Since Michizane had been such a respected poet, scholar, and calligrapher, over time TENJIN evolved into the God of Learning to whom supplications were made by those seeking academic success.

There are at present more than 10,000 TENMANGU SHRINES dedicated to TENJIN throughout Japan. The most famous of these are in Dazaifu, Kyushu, where Michizane was exiled and died, Kyoto (the Kitano Tenjin shrine) where he was born, and Egara Tenjin in Kamakura.
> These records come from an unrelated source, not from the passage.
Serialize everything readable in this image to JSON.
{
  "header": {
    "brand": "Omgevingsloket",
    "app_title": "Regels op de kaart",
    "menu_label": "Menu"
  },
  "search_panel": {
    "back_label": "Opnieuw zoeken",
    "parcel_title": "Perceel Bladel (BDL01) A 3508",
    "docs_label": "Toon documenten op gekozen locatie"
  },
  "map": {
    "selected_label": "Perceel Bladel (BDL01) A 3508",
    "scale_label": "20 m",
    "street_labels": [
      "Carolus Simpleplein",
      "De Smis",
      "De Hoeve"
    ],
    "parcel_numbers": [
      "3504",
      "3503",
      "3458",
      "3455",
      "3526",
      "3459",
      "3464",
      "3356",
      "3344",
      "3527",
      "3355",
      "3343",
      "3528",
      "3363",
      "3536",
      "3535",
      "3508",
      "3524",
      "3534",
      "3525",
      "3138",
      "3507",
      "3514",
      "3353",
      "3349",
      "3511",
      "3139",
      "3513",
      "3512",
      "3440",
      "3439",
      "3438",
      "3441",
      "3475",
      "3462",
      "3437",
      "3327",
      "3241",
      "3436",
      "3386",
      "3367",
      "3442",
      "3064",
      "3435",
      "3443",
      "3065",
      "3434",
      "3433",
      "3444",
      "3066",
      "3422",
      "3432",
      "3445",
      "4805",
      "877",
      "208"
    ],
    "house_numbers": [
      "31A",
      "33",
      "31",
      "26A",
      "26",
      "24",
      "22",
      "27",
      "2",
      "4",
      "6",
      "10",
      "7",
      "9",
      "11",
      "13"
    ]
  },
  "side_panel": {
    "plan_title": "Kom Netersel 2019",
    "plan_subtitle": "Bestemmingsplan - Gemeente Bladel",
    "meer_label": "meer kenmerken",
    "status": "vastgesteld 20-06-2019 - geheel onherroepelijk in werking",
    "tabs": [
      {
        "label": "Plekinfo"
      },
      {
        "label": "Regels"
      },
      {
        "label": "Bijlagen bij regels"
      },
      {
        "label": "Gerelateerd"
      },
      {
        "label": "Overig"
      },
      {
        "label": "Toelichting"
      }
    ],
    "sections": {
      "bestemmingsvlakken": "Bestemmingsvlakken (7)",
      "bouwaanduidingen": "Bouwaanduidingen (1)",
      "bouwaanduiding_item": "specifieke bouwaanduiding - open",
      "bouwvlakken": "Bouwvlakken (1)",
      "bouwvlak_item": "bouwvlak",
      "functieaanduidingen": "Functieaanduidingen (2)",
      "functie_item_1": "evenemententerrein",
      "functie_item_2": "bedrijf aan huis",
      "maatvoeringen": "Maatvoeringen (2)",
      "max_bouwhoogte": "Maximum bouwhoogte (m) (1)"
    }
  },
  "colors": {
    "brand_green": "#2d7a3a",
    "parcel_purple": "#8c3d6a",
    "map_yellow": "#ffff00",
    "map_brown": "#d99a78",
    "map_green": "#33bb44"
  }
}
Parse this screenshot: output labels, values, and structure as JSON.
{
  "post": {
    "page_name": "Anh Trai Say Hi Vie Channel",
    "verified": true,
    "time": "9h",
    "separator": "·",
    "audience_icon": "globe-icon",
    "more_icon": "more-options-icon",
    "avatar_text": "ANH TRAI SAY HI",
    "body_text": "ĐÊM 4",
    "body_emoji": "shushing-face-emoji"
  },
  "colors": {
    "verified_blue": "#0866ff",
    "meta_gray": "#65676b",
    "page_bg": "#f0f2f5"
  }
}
Examination success amulets from Dazaifu Tenmangu

Examination success amulets from Dazaifu Tenmangu

Though some parents of Tsukuban JUKENSEI might actually visit one of these far off shrines to pray for their children’s success, Tokyo’s Yushima Tenjin is the shrine most commonly visited by residents of our city. There is also a Tenmangu Shrine in Mitsukaido (now Joso City). Besides praying before these shrines’ main halls, worshipers usually buy an amulet (OMAMORI), or a more expensive wish tablet (OFUDA).

Mitsukaido's Tenmangu
Mitsukaido’s Tenmangu

This weekend Tsukuba will be flooded with JUKENSEI. If you look closely you might see some of them holding their lucky charms from a Tenmangu Shrine. But since an amulet or wish tablet acquired has to be returned the NEXT YEAR TO THE SAME SHRINE, which is a bit troublesome, the lucky food products (which are just eaten and not returned anywhere) are becoming more and more popular.